I am somewhat newly single again after about six years of being with a guy. I thought I was going to get married and have a child with him but he ended our relationship quite abruptly. It’s been five months since we broke up and I’m ready to try dating again, the only problem is that I don’t want to date another guy. I’ve always considered myself to be bisexual but I lean heavily toward women. I’m only attracted to men after getting to know them but I practically fall in love on sight with women. In the last year with my ex (after becoming engaged) I questioned more and more whether I could be happy with only a man in my future. Thankfully, I’m not faced with that dilemma any longer, but now I’m faced with a new one.
I’m fairly young (25), and I’ve never really dated anyone besides my ex, regardless of sex. He was the only guy I was with physically and while I have been with several girls, but it’s been years. I’m trying to date and using online dating sites I have been making some connections. I think that I would feel uncomfortable discussing my dating history with anyone — even if I was dating a guy — but now I’m faced with the fear that I’ll be judged for not having enough experience with girls.

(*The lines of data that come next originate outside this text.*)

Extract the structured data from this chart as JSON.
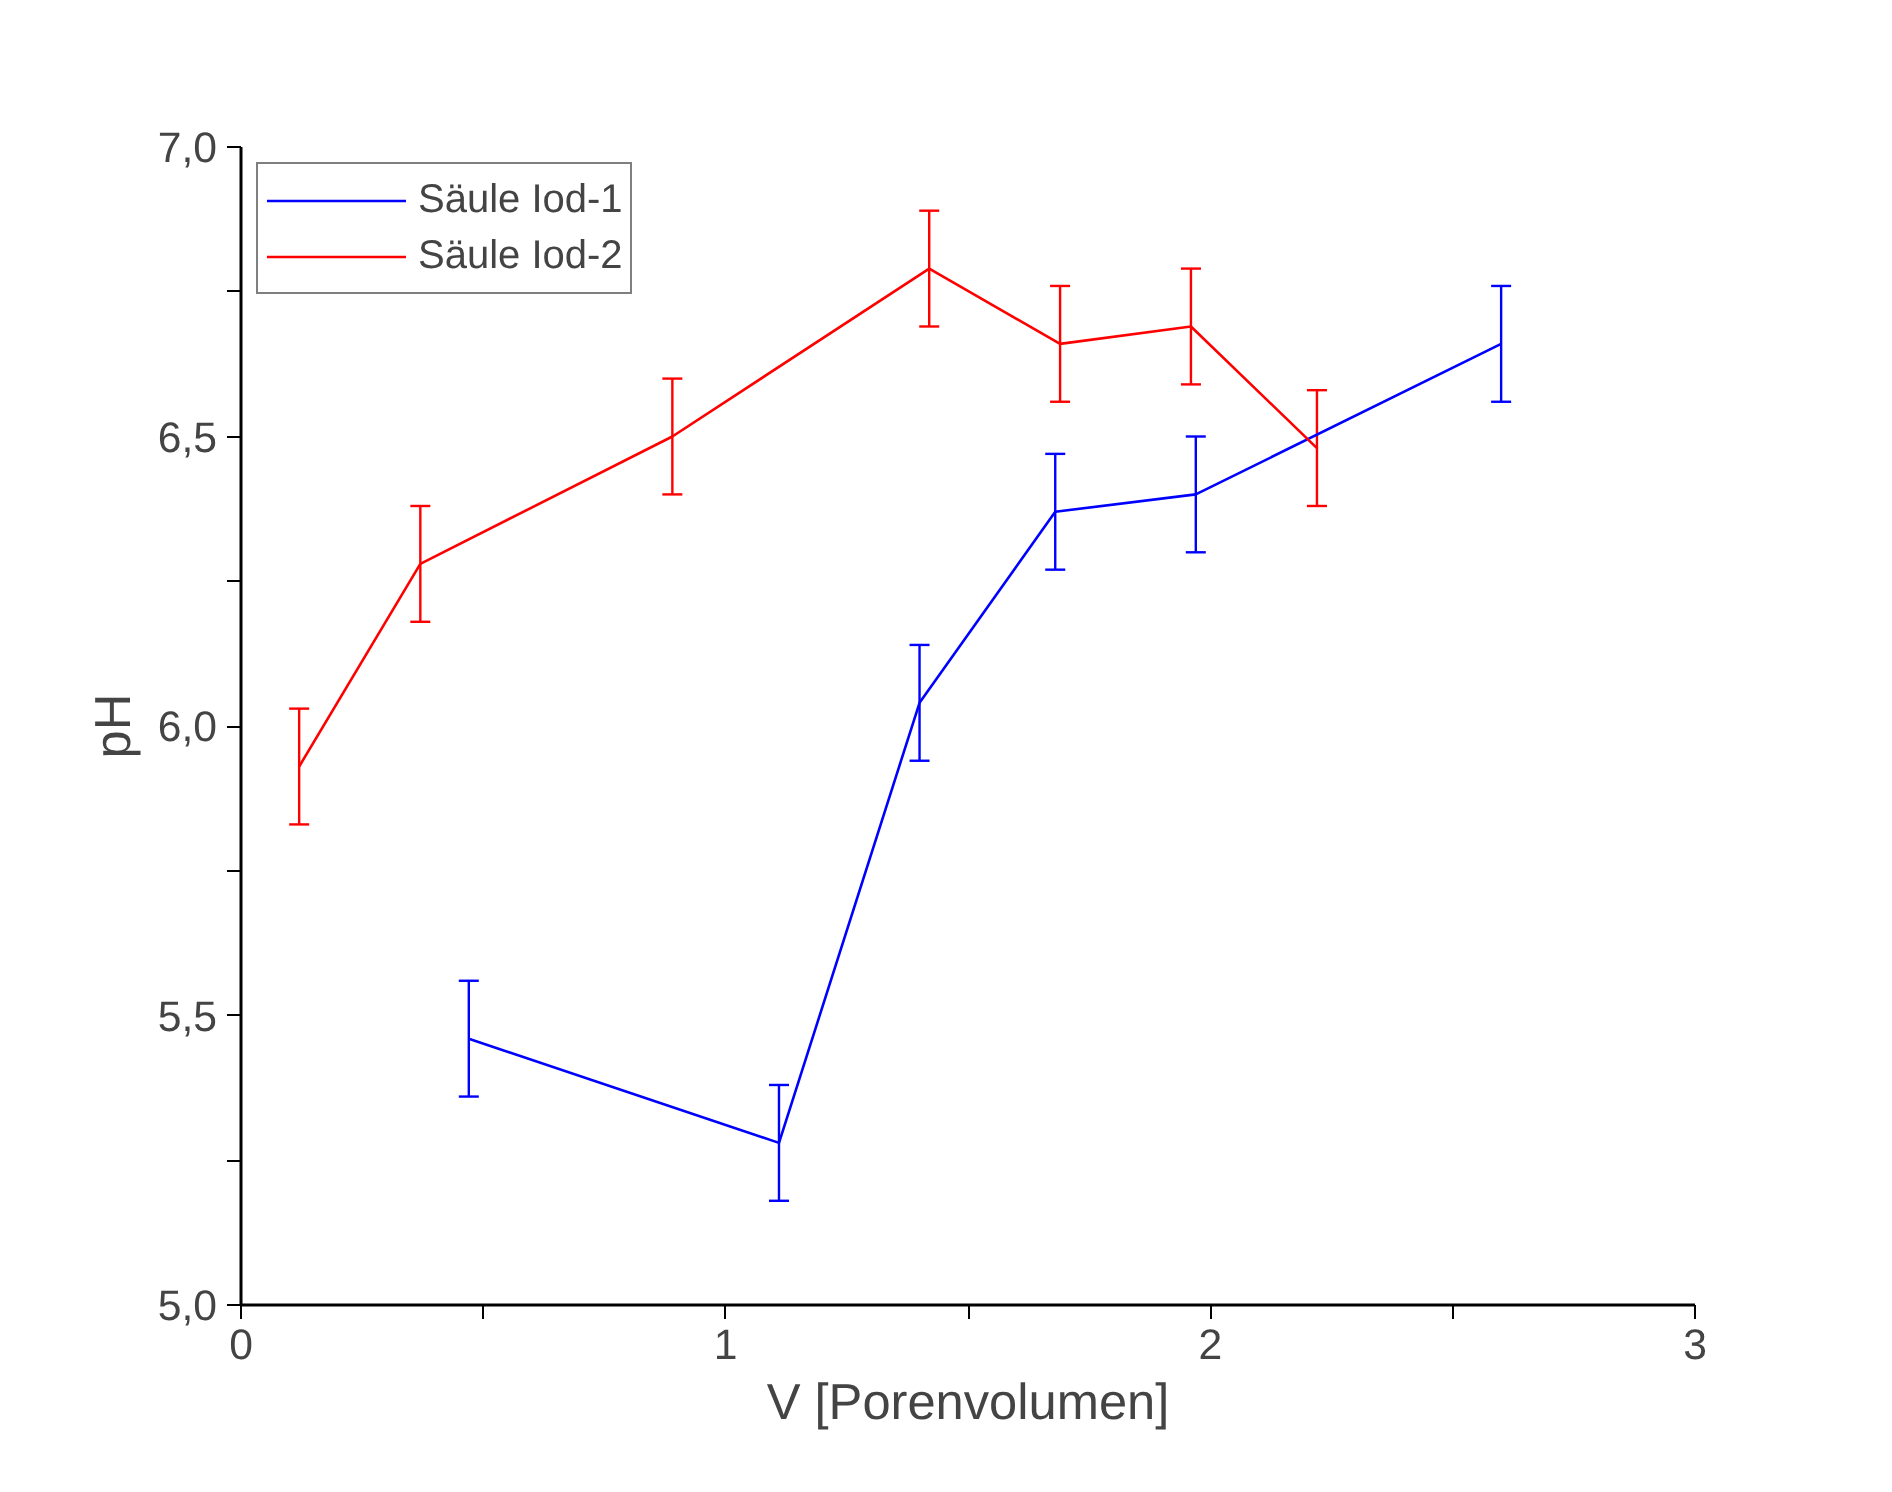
{
  "chart_data": {
    "type": "line",
    "xlabel": "V [Porenvolumen]",
    "ylabel": "pH",
    "xlim": [
      0,
      3
    ],
    "xticks": [
      0,
      {
        "value": 0.5,
        "label": null
      },
      1,
      {
        "value": 1.5,
        "label": null
      },
      2,
      {
        "value": 2.5,
        "label": null
      },
      3
    ],
    "ylim": [
      5,
      7
    ],
    "yticks": [
      {
        "value": 5,
        "label": "5,0"
      },
      {
        "value": 5.25,
        "label": null
      },
      {
        "value": 5.5,
        "label": "5,5"
      },
      {
        "value": 5.75,
        "label": null
      },
      {
        "value": 6,
        "label": "6,0"
      },
      {
        "value": 6.25,
        "label": null
      },
      {
        "value": 6.5,
        "label": "6,5"
      },
      {
        "value": 6.75,
        "label": null
      },
      {
        "value": 7,
        "label": "7,0"
      }
    ],
    "grid": false,
    "legend": "top left",
    "marker": "none",
    "line_style": "solid",
    "series": [
      {
        "name": "Säule Iod-1",
        "color": "#0000ff",
        "x": [
          0.47,
          1.11,
          1.4,
          1.68,
          1.97,
          2.6
        ],
        "values": [
          5.46,
          5.28,
          6.04,
          6.37,
          6.4,
          6.66
        ],
        "errors": [
          0.1,
          0.1,
          0.1,
          0.1,
          0.1,
          0.1
        ]
      },
      {
        "name": "Säule Iod-2",
        "color": "#ff0000",
        "x": [
          0.12,
          0.37,
          0.89,
          1.42,
          1.69,
          1.96,
          2.22
        ],
        "values": [
          5.93,
          6.28,
          6.5,
          6.79,
          6.66,
          6.69,
          6.48
        ],
        "errors": [
          0.1,
          0.1,
          0.1,
          0.1,
          0.1,
          0.1,
          0.1
        ]
      }
    ]
  }
}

Do you have any suggestions of resources for me or advice for online dating in general? — Newly Single
First of all, congratulations on dodging the marriage bullet with the ex-fiancé you had doubts about! That’s the good news. The bad news is that your fears about being judged in the dating world are completely founded. Not only will you probably be judged for not having enough experience with girls; you’ll likely be judged for having too much experience with girls … or too much experience with boys, or for being too tall or too short or having hair that’s parted on the “wrong side,” and a degree from a school that isn’t impressive enough. My point is that the dating world — hell, the world in general — is full of insecure, self-conscious people ready to pass harsh judgments on anyone brave enough to put herself out there in a sad attempt to feel a little better about themselves. So what? That’s their problem. You’re looking to make connections, gain some dating experience, maybe meet someone you can have a long-term relationship with — you’re not out to make friends with the entire world. If people are judging you or making you feel bad about yourself, move on to the next person! For as many people out there ready to judge you for the wrong reasons, there are plenty ready to accept you for the right ones.
While it’s your prerogative to share as much or as little about your dating history as you like, you should consider opening yourself up a bit and letting others in, especially if you meet someone you might like to build something with. Sure, doing so risks you getting hurt, but relationships are built on trust and intimacy — two things that are formed only when you let yourself be vulnerable. You don’t have to share every detail of your past relationship(s) (I wouldn’t recommend that at all), but doling out a few highlights — like, that you had one and it was serious and it was with a guy — to someone who is willing to share a bit of her (or his) dating history is how you build the blocks to a real relationship. If what you’re after is some no-strings-attached, hot girl-on-girl sex, that’s fine too, but be honest and up-front about your desire. The last thing you need as a guppy in the lesbian love pool is a bunch of angry women out to get you.